Today’s technology design goals are very similar to those of a slot machine: to exponentially increase your “Time on Device” with every swipe, scroll, and meme.  There is a lot of power behind this technology. Although we have ultimate control over our devices, sometimes it seems that they actually have more power over us!

Making meaningful changes in our lives can be difficult, but getting a more intimate look at our experiences can uncover the underlying factors that contribute to our own mindless use of technology. Here are a few tips to help you become more aware and intentional with your technology use. Who knows, it may even cause you to make some changes!

Recognize how aware you are already.  We are actually very aware as it is, we just need to consciously see that before it gets swept up in the next moment requiring our attention. Even if you try to recognize one time each day that you’re aware of the present moment, that helps build momentum for doing it again in the future. Being more present means we are more likely to use our technology (i.e. social media) with intention, rather than mindlessly scrolling through the highlight reels of Instagram. One small place to start is making note of each time you get up from your desk and taking a deep breath or a small stretch at that moment.

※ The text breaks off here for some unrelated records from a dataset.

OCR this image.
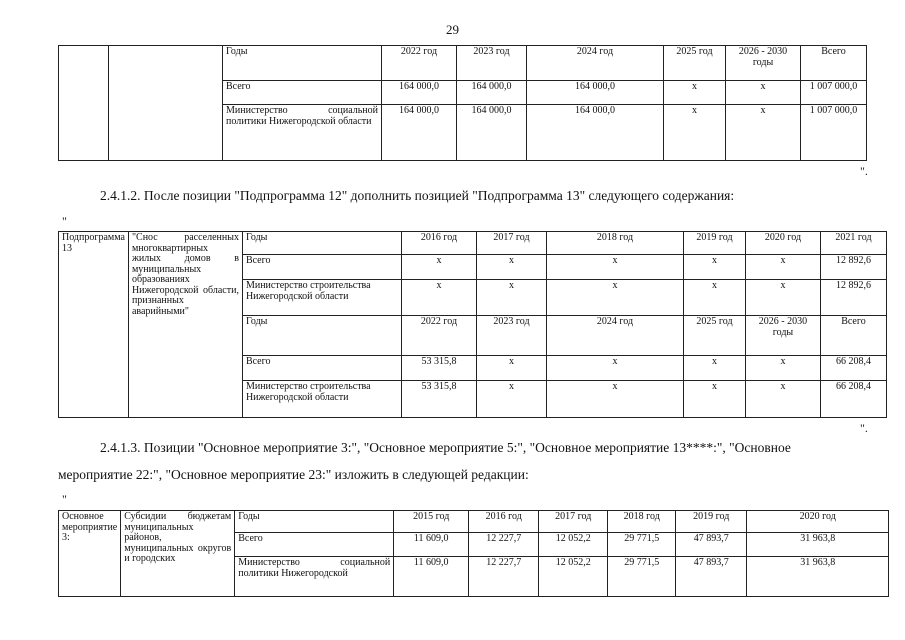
29
		Годы	2022 год	2023 год	2024 год	2025 год	2026 - 2030 годы	Всего
		Всего	164 000,0	164 000,0	164 000,0	x	x	1 007 000,0
		Министерство социальной политики Нижегородской области	164 000,0	164 000,0	164 000,0	x	x	1 007 000,0
".
2.4.1.2. После позиции "Подпрограмма 12" дополнить позицией "Подпрограмма 13" следующего содержания:
"
Подпрограмма 13	"Снос расселенных многоквартирных жилых домов в муниципальных образованиях Нижегородской области, признанных аварийными"	Годы	2016 год	2017 год	2018 год	2019 год	2020 год	2021 год
		Всего	x	x	x	x	x	12 892,6
		Министерство строительства Нижегородской области	x	x	x	x	x	12 892,6
		Годы	2022 год	2023 год	2024 год	2025 год	2026 - 2030 годы	Всего
		Всего	53 315,8	x	x	x	x	66 208,4
		Министерство строительства Нижегородской области	53 315,8	x	x	x	x	66 208,4
".
2.4.1.3. Позиции "Основное мероприятие 3:", "Основное мероприятие 5:", "Основное мероприятие 13****:", "Основное
мероприятие 22:", "Основное мероприятие 23:" изложить в следующей редакции:
"
Основное мероприятие 3:	Субсидии бюджетам муниципальных районов, муниципальных округов и городских	Годы	2015 год	2016 год	2017 год	2018 год	2019 год	2020 год
		Всего	11 609,0	12 227,7	12 052,2	29 771,5	47 893,7	31 963,8
		Министерство социальной политики Нижегородской	11 609,0	12 227,7	12 052,2	29 771,5	47 893,7	31 963,8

Don’t take pictures, take note.  Quit doin’ it for the ‘gram.  We’re all accomplices in the crime of thinking that everyone cares about what we’re doing all the time. The phrase ‘Take a picture, it’ll last longer’ no longer applies because we don’t value the experience that is happening behind the photo as much as we do capturing it to store it in the cloud.   Next time you’re thinking about taking a photo, take some time to note why you’re taking the photo. See if you can connect to the experience in a different way that would make more of a lasting impact on yourself. 

Challenge yourself to go a day without your phone.  Yeah I said it.  And yes, the mere thought of being without your phone for a whole day might cause your whole body to tense up.  Do it on a weekend when you have already made plans and won’t need to contact anyone for the remainder of the day. This experiment was made for Brunching. If you’re able to do this for just one day (from first wake to bedtime), I guarantee it will give you a whole new perspective on you and your friends’ use of technology.  I’ve done it many times with the help of Brick Mode (think an AIM away message for your phone), and am always shocked at the content of my texts when I come back to my phone.  They’re always so trivial in the grand scheme of things. Plus I was able to get more out of my experience that day and be more present to those around me.   It’s a win-win! 

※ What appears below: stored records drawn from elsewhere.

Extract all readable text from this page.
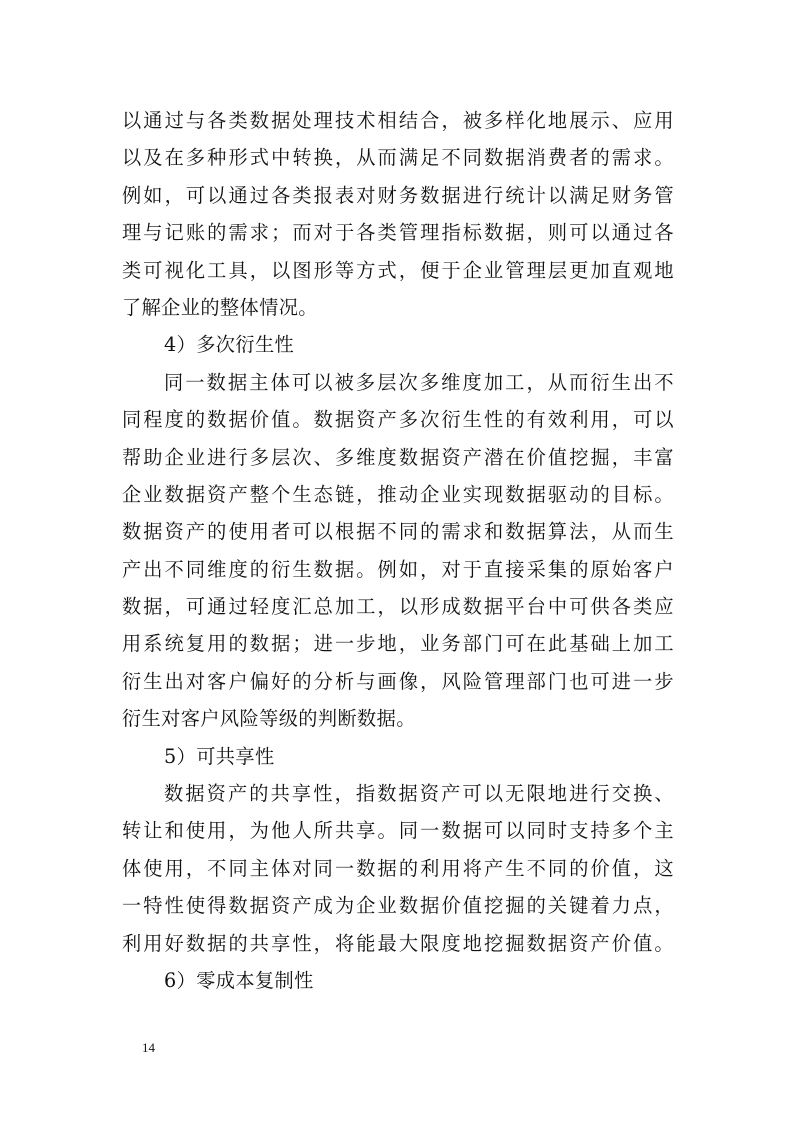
以通过与各类数据处理技术相结合，被多样化地展示、应用
以及在多种形式中转换，从而满足不同数据消费者的需求。
例如，可以通过各类报表对财务数据进行统计以满足财务管
理与记账的需求；而对于各类管理指标数据，则可以通过各
类可视化工具，以图形等方式，便于企业管理层更加直观地
了解企业的整体情况。
4）多次衍生性
同一数据主体可以被多层次多维度加工，从而衍生出不
同程度的数据价值。数据资产多次衍生性的有效利用，可以
帮助企业进行多层次、多维度数据资产潜在价值挖掘，丰富
企业数据资产整个生态链，推动企业实现数据驱动的目标。
数据资产的使用者可以根据不同的需求和数据算法，从而生
产出不同维度的衍生数据。例如，对于直接采集的原始客户
数据，可通过轻度汇总加工，以形成数据平台中可供各类应
用系统复用的数据；进一步地，业务部门可在此基础上加工
衍生出对客户偏好的分析与画像，风险管理部门也可进一步
衍生对客户风险等级的判断数据。
5）可共享性
数据资产的共享性，指数据资产可以无限地进行交换、
转让和使用，为他人所共享。同一数据可以同时支持多个主
体使用，不同主体对同一数据的利用将产生不同的价值，这
一特性使得数据资产成为企业数据价值挖掘的关键着力点，
利用好数据的共享性，将能最大限度地挖掘数据资产价值。
6）零成本复制性
14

Go absolutely bonkers.  Get rid of all of your addicting social media apps.  Turn off all notifications. Turn your phone grey-scale.  Move to a remote island and brew kombucha for your fellow island mates (OK, maybe not that bonkers).  

But seriously, start by taking stock of how much technology you use on a day-to-day basis. Check out the Screen Time (iPhone) and Digital Well-Being (Android) native apps to help you get a clearer picture of your use, and then set a small goal around decreasing your use or insuring your use is intentional.